Based on the answer to c and d if we increase the probability the value of the mean and the standard deviation will decrease. So, in the case when the probability was lower the mean was 50 but when probability increased the mean decreased. Similarly for the standard deviation first when probability was lower it was 49.497 but when probability increased the value for Standard deviation became 19.493.

Male children. While it is often assumed that the probabilities of having a boy or a girl are the same, the actual probability of having a boy is slightly higher at 0.51. Suppose a couple plans to have 3 kids.

  1. Use the binomial model to calculate the probability that two of them will be boys.
  2. Write out all possible orderings of 3 children, 2 of whom are boys. Use these scenarios to calculate the same probability from part (a) but using the addition rule for disjoint outcomes. Confirm that your answers from parts (a) and (b) match.
  3. If we wanted to calculate the probability that a couple who plans to have 8 kids will have 3 boys, briefly describe why the approach from part (b) would be more tedious than the approach from part (a).
  1. Use the binomial model to calculate the probability that two of them will be boys.

Answer: P(having a boy)=0.51 , n=3 and k=2 we will use dbinom function and plug in the values

dbinom(2,3,0.51)
## [1] 0.382347
  1. Write out all possible orderings of 3 children, 2 of whom are boys. Use these scenarios to calculate the same probability from part (a) but using the addition rule for disjoint.Confirm that your answers from parts (a) and (b) match.

Answer:

BBG BGB GBB

probability = (0.51^2)*0.49*3
probability
## [1] 0.382347

The values in the answer (a) and (b) are the same.

  1. If we wanted to calculate the probability that a couple who plans to have 8 kids will have 3 boys, briefly describe why the approach from part (b) would be more tedious than the approach from part (a).

Answer

I think that the apporach from Part b where you have to use the addition rule for disjoint it will be more tedious because of the number of scenerios and it will just be hard to draw all the combinations.

Serving in volleyball. (4.30, p. 162) A not-so-skilled volleyball player has a 15% chance of making the serve, which involves hitting the ball so it passes over the net on a trajectory such that it will land in the opposing team’s court. Suppose that her serves are independent of each other.

  1. What is the probability that on the 10th try she will make her 3rd successful serve?
  2. Suppose she has made two successful serves in nine attempts. What is the probability that her 10th serve will be successful?
  3. Even though parts (a) and (b) discuss the same scenario, the probabilities you calculated should be different. Can you explain the reason for this discrepancy?

Answer (a)

Lets use the choose function to calculate this.

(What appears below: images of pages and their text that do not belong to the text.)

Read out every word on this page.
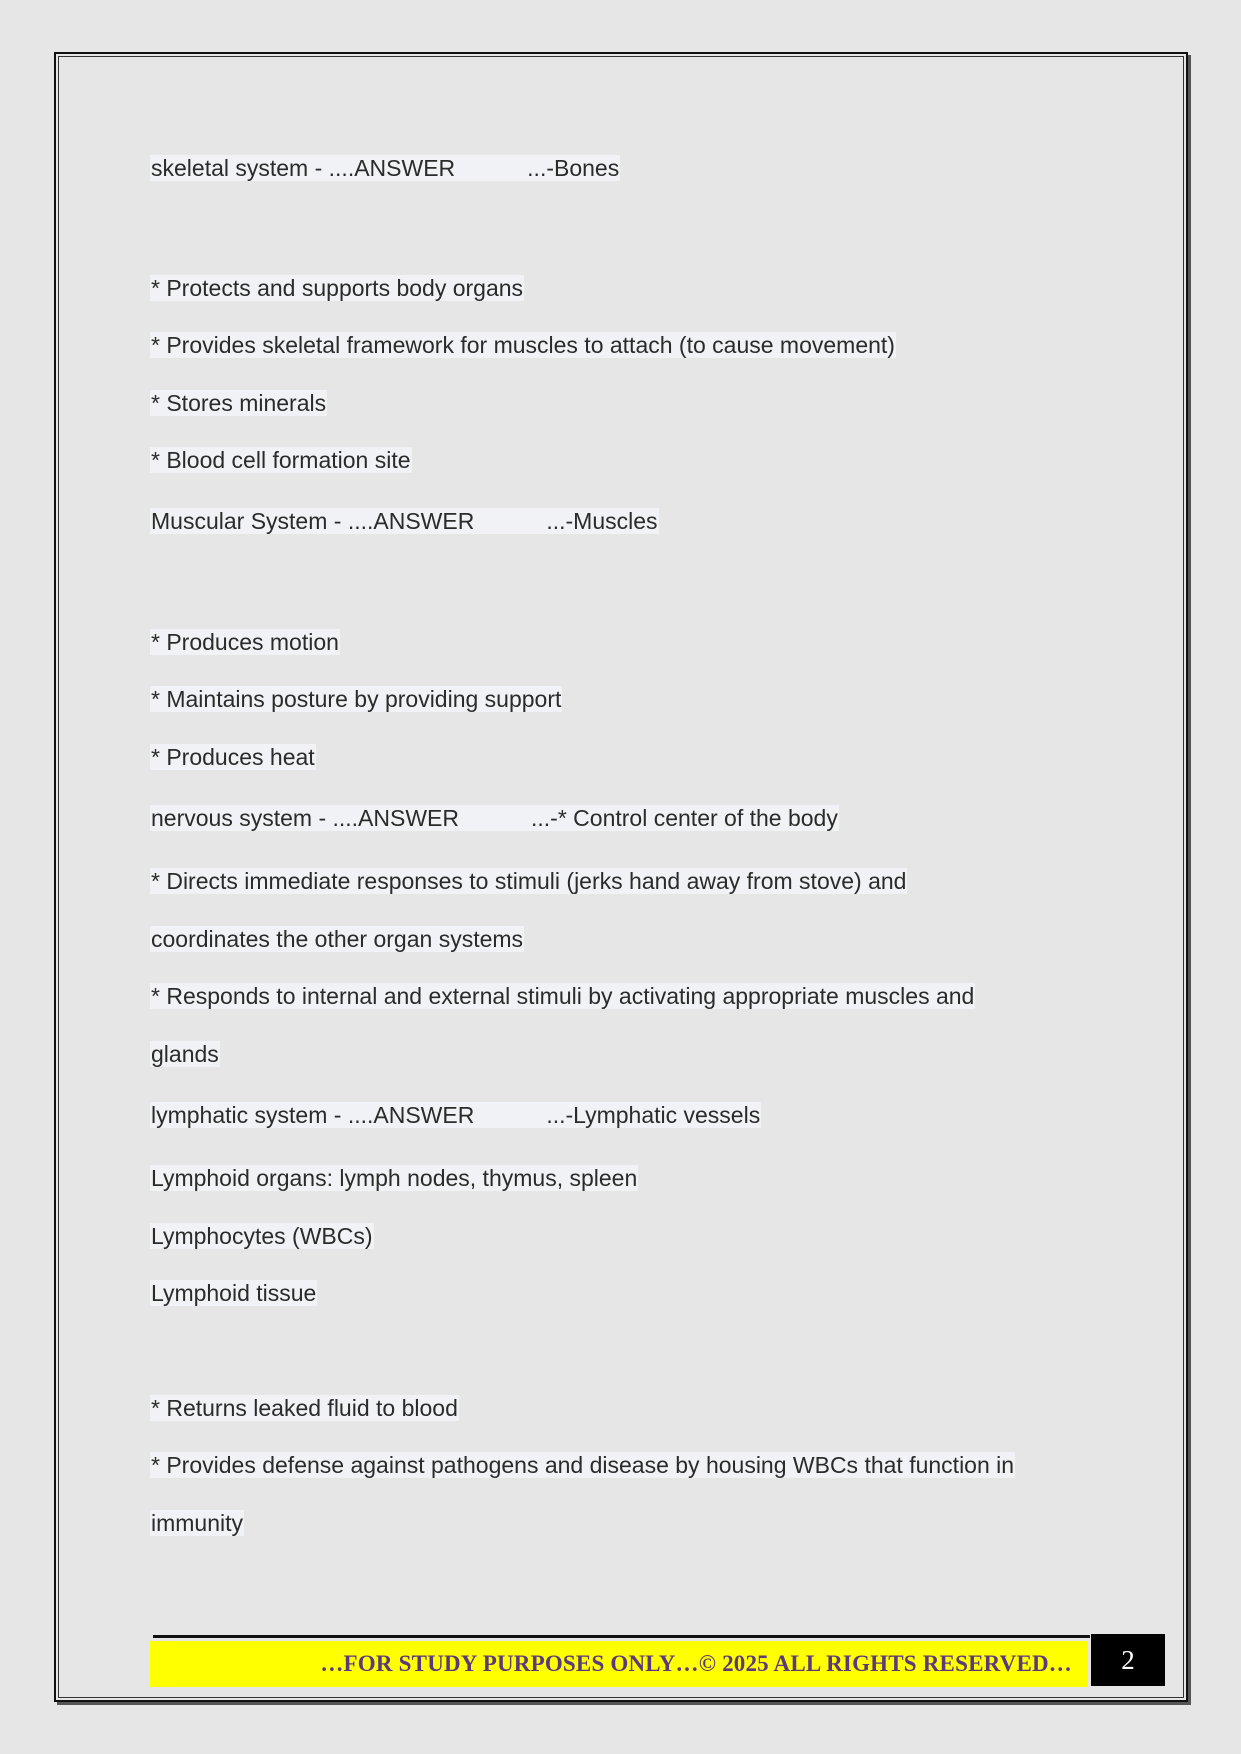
skeletal system - ....ANSWER	...-Bones
* Protects and supports body organs
* Provides skeletal framework for muscles to attach (to cause movement)
* Stores minerals
* Blood cell formation site
Muscular System - ....ANSWER	...-Muscles
* Produces motion
* Maintains posture by providing support
* Produces heat
nervous system - ....ANSWER	...-* Control center of the body
* Directs immediate responses to stimuli (jerks hand away from stove) and
coordinates the other organ systems
* Responds to internal and external stimuli by activating appropriate muscles and
glands
lymphatic system - ....ANSWER	...-Lymphatic vessels
Lymphoid organs: lymph nodes, thymus, spleen
Lymphocytes (WBCs)
Lymphoid tissue
* Returns leaked fluid to blood
* Provides defense against pathogens and disease by housing WBCs that function in
immunity
…FOR STUDY PURPOSES ONLY…© 2025 ALL RIGHTS RESERVED…	2
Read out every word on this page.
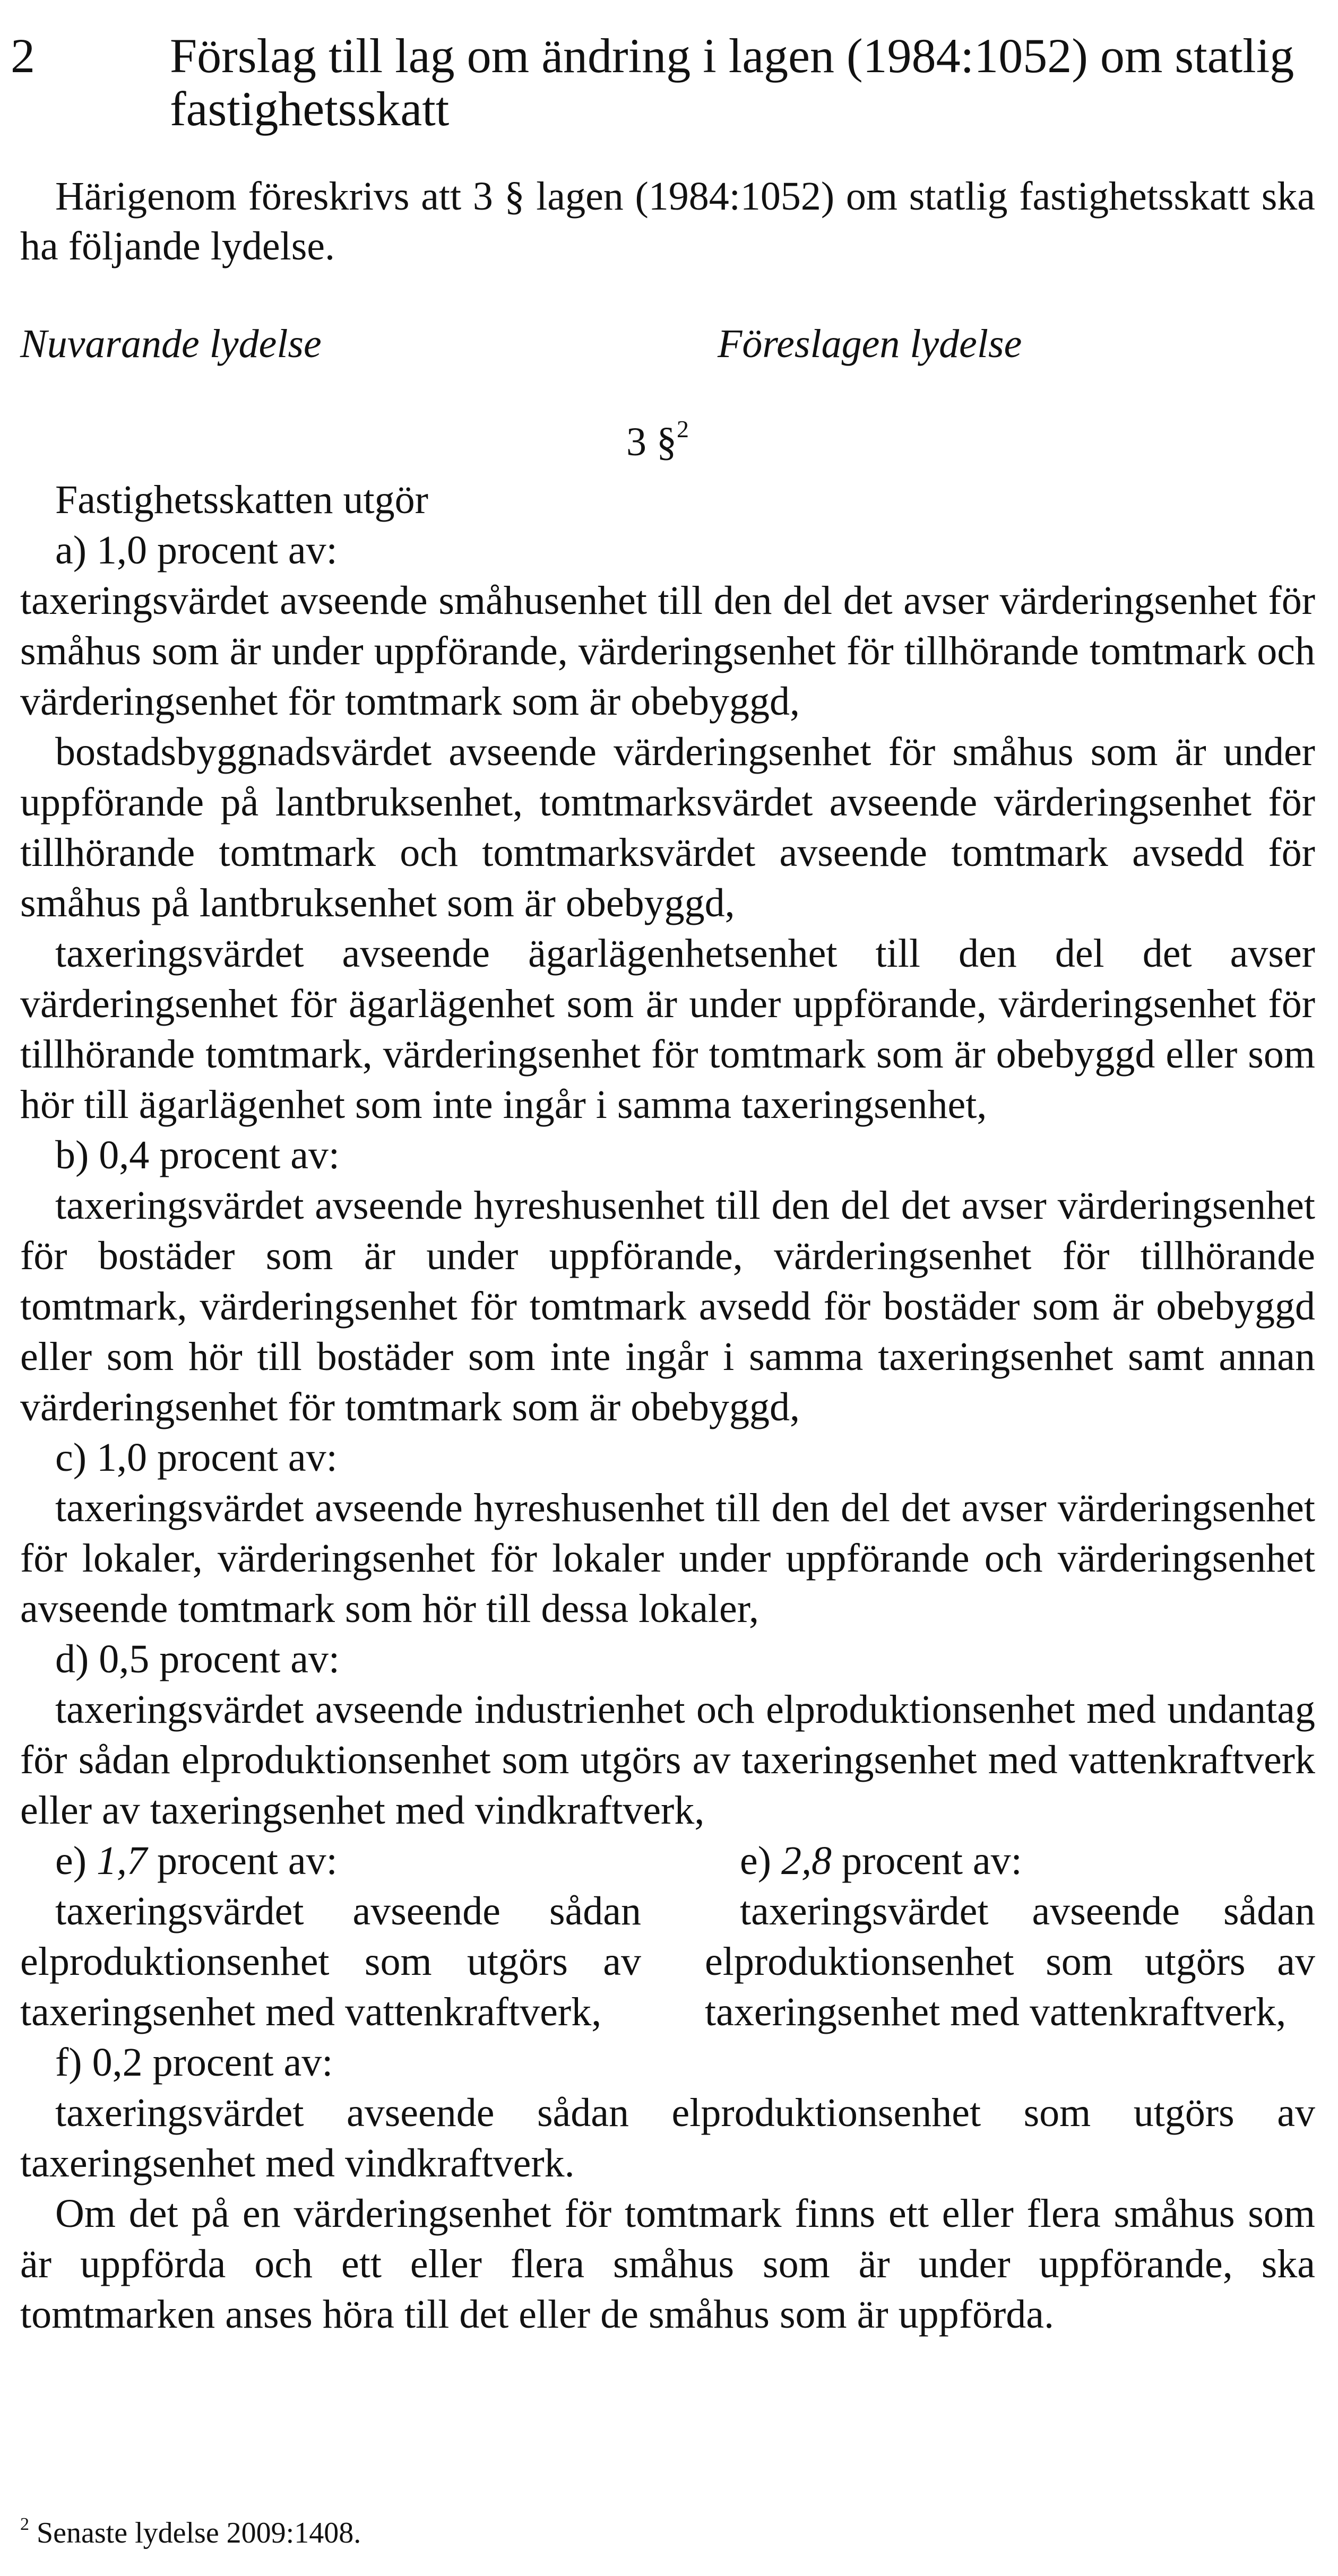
2	Förslag till lag om ändring i lagen (1984:1052) om statlig fastighetsskatt
Härigenom föreskrivs att 3 § lagen (1984:1052) om statlig fastighetsskatt ska ha följande lydelse.
Nuvarande lydelse	Föreslagen lydelse
3 §$^2$
Fastighetsskatten utgör
a) 1,0 procent av:
taxeringsvärdet avseende småhusenhet till den del det avser värderingsenhet för småhus som är under uppförande, värderingsenhet för tillhörande tomtmark och värderingsenhet för tomtmark som är obebyggd,
bostadsbyggnadsvärdet avseende värderingsenhet för småhus som är under uppförande på lantbruksenhet, tomtmarksvärdet avseende värderingsenhet för tillhörande tomtmark och tomtmarksvärdet avseende tomtmark avsedd för småhus på lantbruksenhet som är obebyggd,
taxeringsvärdet avseende ägarlägenhetsenhet till den del det avser värderingsenhet för ägarlägenhet som är under uppförande, värderingsenhet för tillhörande tomtmark, värderingsenhet för tomtmark som är obebyggd eller som hör till ägarlägenhet som inte ingår i samma taxeringsenhet,
b) 0,4 procent av:
taxeringsvärdet avseende hyreshusenhet till den del det avser värderingsenhet för bostäder som är under uppförande, värderingsenhet för tillhörande tomtmark, värderingsenhet för tomtmark avsedd för bostäder som är obebyggd eller som hör till bostäder som inte ingår i samma taxeringsenhet samt annan värderingsenhet för tomtmark som är obebyggd,
c) 1,0 procent av:
taxeringsvärdet avseende hyreshusenhet till den del det avser värderingsenhet för lokaler, värderingsenhet för lokaler under uppförande och värderingsenhet avseende tomtmark som hör till dessa lokaler,
d) 0,5 procent av:
taxeringsvärdet avseende industrienhet och elproduktionsenhet med undantag för sådan elproduktionsenhet som utgörs av taxeringsenhet med vattenkraftverk eller av taxeringsenhet med vindkraftverk,
e) 1,7 procent av:
taxeringsvärdet avseende sådan elproduktionsenhet som utgörs av taxeringsenhet med vattenkraftverk,
e) 2,8 procent av:
taxeringsvärdet avseende sådan elproduktionsenhet som utgörs av taxeringsenhet med vattenkraftverk,
f) 0,2 procent av:
taxeringsvärdet avseende sådan elproduktionsenhet som utgörs av taxeringsenhet med vindkraftverk.
Om det på en värderingsenhet för tomtmark finns ett eller flera småhus som är uppförda och ett eller flera småhus som är under uppförande, ska tomtmarken anses höra till det eller de småhus som är uppförda.
$^2$ Senaste lydelse 2009:1408.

paste ("P(making 3rd successful serve on 10th try)=",choose(9,2)*0.15^3*0.85^7)
## [1] "P(making 3rd successful serve on 10th try)= 0.0389501162261719"

Answer (b)

The answer is 0.15 since each serve is independant so the probability of the 10th attempt will be same as the previous 9.

Answer (c):

calculated should be different. Can you explain the reason for this discrepancy?

It seems as though parts a and b are quite similar in terms of having success in the 10th serve. However, if we read the question carefully we can understand that they are quite different in part a the question is referring to the number of successes however in part b the question is asking about what is the probability that she makes a successful serve on 10th try. Since, all events are indepenedant a succesfull server on 10th try would be same as any other try.